There are several problems in doing effective tracking. It is a deceptively hard problem since it’s trivial for the eye and human brain to track any object at any waking moment. For a machine it is harder since you can only vaguely define mathematically to who is tutoring / lecturing. Apart from that any good tracker can be confused in many situations. This is because an automated tracker might find it extremely hard to segment a visual scenario into interesting objects and just background noise. As an example, in a lecture hall where the lecturer is a person whose video stream is being webcast and shown using a projector might lead some trackers to believe that there is no lecturer.

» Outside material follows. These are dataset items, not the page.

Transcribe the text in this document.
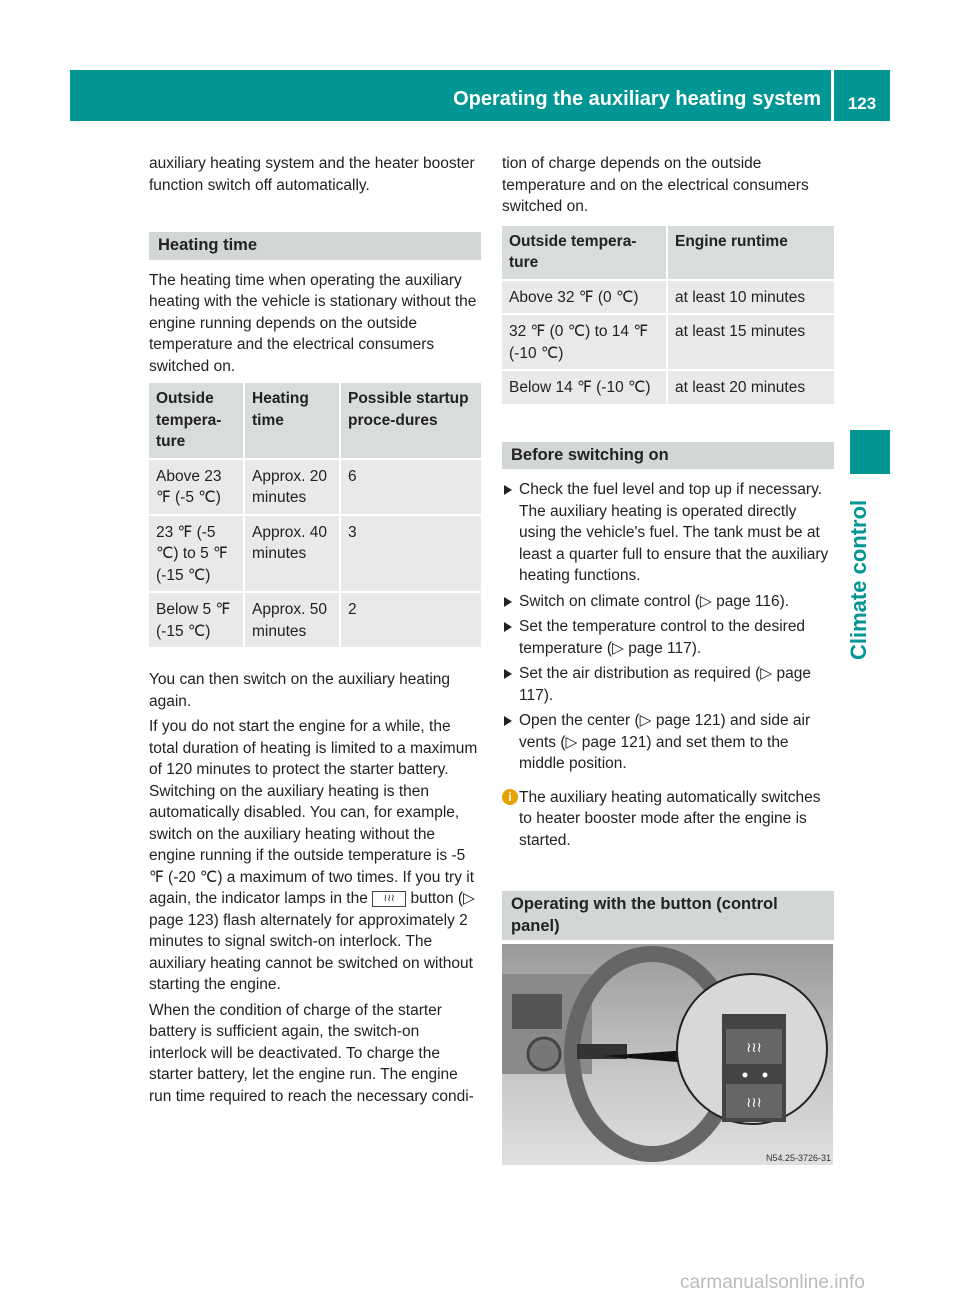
Operating the auxiliary heating system	123
Climate control

auxiliary heating system and the heater booster function switch off automatically.

Heating time

The heating time when operating the auxiliary heating with the vehicle is stationary without the engine running depends on the outside temperature and the electrical consumers switched on.

Outside tempera-ture	Heating time	Possible startup proce-dures
Above 23 ℉ (-5 ℃)	Approx. 20 minutes	6
23 ℉ (-5 ℃) to 5 ℉ (-15 ℃)	Approx. 40 minutes	3
Below 5 ℉ (-15 ℃)	Approx. 50 minutes	2

You can then switch on the auxiliary heating again.

If you do not start the engine for a while, the total duration of heating is limited to a maximum of 120 minutes to protect the starter battery. Switching on the auxiliary heating is then automatically disabled. You can, for example, switch on the auxiliary heating without the engine running if the outside temperature is -5 ℉ (-20 ℃) a maximum of two times. If you try it again, the indicator lamps in the ≀≀≀ button (▷ page 123) flash alternately for approximately 2 minutes to signal switch-on interlock. The auxiliary heating cannot be switched on without starting the engine.

When the condition of charge of the starter battery is sufficient again, the switch-on interlock will be deactivated. To charge the starter battery, let the engine run. The engine run time required to reach the necessary condi-

tion of charge depends on the outside temperature and on the electrical consumers switched on.

Outside tempera-ture	Engine runtime
Above 32 ℉ (0 ℃)	at least 10 minutes
32 ℉ (0 ℃) to 14 ℉ (-10 ℃)	at least 15 minutes
Below 14 ℉ (-10 ℃)	at least 20 minutes
Before switching on
Check the fuel level and top up if necessary. The auxiliary heating is operated directly using the vehicle's fuel. The tank must be at least a quarter full to ensure that the auxiliary heating functions.
Switch on climate control (▷ page 116).
Set the temperature control to the desired temperature (▷ page 117).
Set the air distribution as required (▷ page 117).
Open the center (▷ page 121) and side air vents (▷ page 121) and set them to the middle position.
i The auxiliary heating automatically switches to heater booster mode after the engine is started.
Operating with the button (control panel)
≀≀≀
≀≀≀
N54.25-3726-31
carmanualsonline.info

Intuitively thinking about this problem, one might put his money on a motion tracker since in a classroom environment significant motion might only originate from the lecturer himself. You might have caught me over the last sentence, thinking that their are ever-irritant moving students / audience, but did you come with other scenarios? Did you think of animation on slides, camera motion, flickering lights, global light changes (e.g. when they are switched off during a slide show), changes in the board, and the movement of boards (see OCW lectures to find the ever-useful sliding boards)? Apart from these things, all trackers have to deal with the contrast of lecturer body as compared to the background (see the following comparison):
|Figure 1. Contrast the distinctness of the lecturer from the background in the two frames|
To make the problem simpler, we rely heavily on a heuristic which says that are aim is to keep the lecturer inside a camera frame, although the tracking itself may misbehave. All our trackers returned a confidence measure indicating the likelihood that the output of the tracker is correct. Because of the inherent problems with the motion tracker, AVRiL relies on two sets of trackers. One is an advanced motion tracker (with heuristics which I can't explain effectively on a page). The other is a haar-classifier, which is only used now and then with a profile human body template, to reinforce and re-assure the motion tracker that its tracking the right "human". The haar-classfier can't be used on every frame since its resource intensive as compared to the motion tracker. The motion tracker built works on the technique of motion histograms, which will be explained in detail below. To find out more about the Haar Classifier technique read Viola and Jones seminal paper on real-time object detection and OpenCV's object recognition technique. Motion tracking is basically a method which involves frame differencing to get motion over the last frame change, and then a detection step of pin-pointing the location of the biggest cluster of motion pixels. Motion tracking is an easily implemented tracker and a good choice where motion can be localized to the object needed to be tracked, but of course due to our scenario we need to do some optimizations. One of the optimizations is to avoid tracking from the audience area, which can be easily done by detecting initially the lower region of the frame where motion happens in diffused areas.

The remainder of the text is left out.